What Do I Read Next?
- Mansfield's "Bliss," written in 1918 is another story of a woman's struggle with dissatisfaction and alienation. Bertha is young, married, and a new mother. Her husband is successful, and a nurse helps her with her new baby. A joyous dinner party, with its liveliness and opportunity for interpersonal penetration and imagination, only serves to heighten Bertha's isolation when it ends and she is left once again with a comparatively empty house.
- Kathenne Anne Porter's "The Jilting of Granny Weatherall" (1929) concerns a dying woman's final thoughts.
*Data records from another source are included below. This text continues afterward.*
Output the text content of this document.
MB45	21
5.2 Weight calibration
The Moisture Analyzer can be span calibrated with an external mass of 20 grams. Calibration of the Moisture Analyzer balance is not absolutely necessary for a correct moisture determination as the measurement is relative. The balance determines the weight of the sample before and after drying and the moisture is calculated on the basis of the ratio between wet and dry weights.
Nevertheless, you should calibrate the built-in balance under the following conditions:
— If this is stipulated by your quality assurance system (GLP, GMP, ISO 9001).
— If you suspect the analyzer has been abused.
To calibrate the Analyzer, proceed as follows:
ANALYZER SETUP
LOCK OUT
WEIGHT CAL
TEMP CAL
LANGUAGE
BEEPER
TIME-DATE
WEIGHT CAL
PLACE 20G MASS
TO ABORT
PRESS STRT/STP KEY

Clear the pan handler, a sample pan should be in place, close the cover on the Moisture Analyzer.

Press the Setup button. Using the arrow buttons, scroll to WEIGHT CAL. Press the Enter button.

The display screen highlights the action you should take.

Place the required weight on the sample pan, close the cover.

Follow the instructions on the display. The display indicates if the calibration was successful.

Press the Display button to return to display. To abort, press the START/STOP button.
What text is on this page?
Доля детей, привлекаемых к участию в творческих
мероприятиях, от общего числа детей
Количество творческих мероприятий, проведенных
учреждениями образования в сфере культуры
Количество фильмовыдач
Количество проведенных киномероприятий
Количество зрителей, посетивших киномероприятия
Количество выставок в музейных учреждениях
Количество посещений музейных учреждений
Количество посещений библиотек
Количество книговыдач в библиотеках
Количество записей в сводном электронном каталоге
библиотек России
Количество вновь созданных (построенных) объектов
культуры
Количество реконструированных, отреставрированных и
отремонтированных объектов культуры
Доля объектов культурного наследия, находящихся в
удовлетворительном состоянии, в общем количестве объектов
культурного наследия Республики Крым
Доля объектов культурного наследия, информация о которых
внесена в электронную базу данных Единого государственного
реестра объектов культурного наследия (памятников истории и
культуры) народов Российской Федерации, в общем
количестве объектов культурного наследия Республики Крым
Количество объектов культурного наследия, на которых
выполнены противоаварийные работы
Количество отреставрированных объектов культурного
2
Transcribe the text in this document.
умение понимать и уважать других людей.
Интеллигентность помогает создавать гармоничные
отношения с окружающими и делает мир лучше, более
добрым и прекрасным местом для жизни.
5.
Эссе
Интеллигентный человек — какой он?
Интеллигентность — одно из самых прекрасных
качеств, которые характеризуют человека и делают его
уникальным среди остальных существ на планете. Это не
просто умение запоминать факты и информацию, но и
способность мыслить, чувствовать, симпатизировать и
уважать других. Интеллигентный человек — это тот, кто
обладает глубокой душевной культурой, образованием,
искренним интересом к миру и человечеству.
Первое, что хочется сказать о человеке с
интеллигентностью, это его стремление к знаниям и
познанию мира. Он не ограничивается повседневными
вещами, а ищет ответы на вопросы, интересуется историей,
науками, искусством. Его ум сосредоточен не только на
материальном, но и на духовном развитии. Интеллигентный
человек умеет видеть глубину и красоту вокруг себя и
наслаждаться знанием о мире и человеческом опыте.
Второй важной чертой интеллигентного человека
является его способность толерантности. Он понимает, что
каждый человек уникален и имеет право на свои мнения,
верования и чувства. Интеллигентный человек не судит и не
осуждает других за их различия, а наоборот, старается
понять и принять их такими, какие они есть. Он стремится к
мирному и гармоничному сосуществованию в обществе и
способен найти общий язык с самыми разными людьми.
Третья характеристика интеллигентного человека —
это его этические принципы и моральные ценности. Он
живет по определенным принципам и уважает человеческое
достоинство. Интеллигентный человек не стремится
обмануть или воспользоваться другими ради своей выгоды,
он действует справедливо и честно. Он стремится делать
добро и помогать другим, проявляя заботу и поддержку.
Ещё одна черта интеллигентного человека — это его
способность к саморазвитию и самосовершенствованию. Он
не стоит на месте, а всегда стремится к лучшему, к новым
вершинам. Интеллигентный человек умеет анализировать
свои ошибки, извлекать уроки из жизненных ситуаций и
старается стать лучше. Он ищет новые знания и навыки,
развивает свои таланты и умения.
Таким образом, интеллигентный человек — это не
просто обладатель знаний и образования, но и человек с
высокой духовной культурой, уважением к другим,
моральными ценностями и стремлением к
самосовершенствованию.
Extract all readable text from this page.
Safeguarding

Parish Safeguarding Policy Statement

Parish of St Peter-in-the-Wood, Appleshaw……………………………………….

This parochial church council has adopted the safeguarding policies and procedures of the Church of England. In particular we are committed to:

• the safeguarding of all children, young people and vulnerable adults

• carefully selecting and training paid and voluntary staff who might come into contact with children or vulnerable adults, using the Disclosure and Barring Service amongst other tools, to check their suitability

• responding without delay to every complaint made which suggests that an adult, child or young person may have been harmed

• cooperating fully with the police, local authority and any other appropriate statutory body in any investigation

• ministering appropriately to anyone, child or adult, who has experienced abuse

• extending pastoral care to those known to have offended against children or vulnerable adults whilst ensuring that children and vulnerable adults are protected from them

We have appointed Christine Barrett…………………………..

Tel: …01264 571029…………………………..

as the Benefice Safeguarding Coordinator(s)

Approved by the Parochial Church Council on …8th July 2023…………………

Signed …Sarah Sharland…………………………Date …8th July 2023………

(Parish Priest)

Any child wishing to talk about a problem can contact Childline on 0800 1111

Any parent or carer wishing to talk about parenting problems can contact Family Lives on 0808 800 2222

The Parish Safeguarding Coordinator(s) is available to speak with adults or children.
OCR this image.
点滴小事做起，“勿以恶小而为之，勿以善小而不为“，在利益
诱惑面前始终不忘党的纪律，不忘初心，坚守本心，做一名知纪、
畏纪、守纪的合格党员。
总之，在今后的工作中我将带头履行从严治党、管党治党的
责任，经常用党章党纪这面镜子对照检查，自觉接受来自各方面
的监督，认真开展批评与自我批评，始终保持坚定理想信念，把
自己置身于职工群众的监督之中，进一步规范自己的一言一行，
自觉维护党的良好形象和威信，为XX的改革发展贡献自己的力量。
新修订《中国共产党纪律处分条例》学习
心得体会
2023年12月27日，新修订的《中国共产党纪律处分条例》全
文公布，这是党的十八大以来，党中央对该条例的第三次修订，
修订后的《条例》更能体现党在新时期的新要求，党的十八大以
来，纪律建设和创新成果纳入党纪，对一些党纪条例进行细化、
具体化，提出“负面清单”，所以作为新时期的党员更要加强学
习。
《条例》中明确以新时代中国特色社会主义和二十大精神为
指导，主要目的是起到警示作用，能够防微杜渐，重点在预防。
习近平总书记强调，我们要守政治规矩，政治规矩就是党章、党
Written in the stream-of-consciousness style, Granny Weatherall's interior monologue is notable for what it contains as well as for what is left unspoken.
- A more intimate biography of Katherine Mansfield is provided by LM (Ida Constance Baker) in her 1971 memoir Katherine Mansfield: The Memories of LM. LM was Mansfield's close friend and assistant. The book was published in 1971 by Michael Joseph Ltd. and reprinted in 1985 by Virago Press.
- Virginia Woolf's "The Mark on the Wall," first published in 1917, also uses a stream-of-consciousness narrative style like "Miss Brill." A woman contemplates a mark on the wall, imagining what it might be. In the course of her thoughts, her mind wanders over a variety of subjects.
- "Araby" by James Joyce first published in Dubliners (1914), recounts a young narrator's stark realization that the world of romance and religion in which he had immersed himself is a foolish, inaccurate view of reality.
- Heather Murray's Double Lives: Women in the Stories of Katherine Mansfield provides a feminist interpretation of Mansfield's work. It was published in 1990 by the University of Otago Press.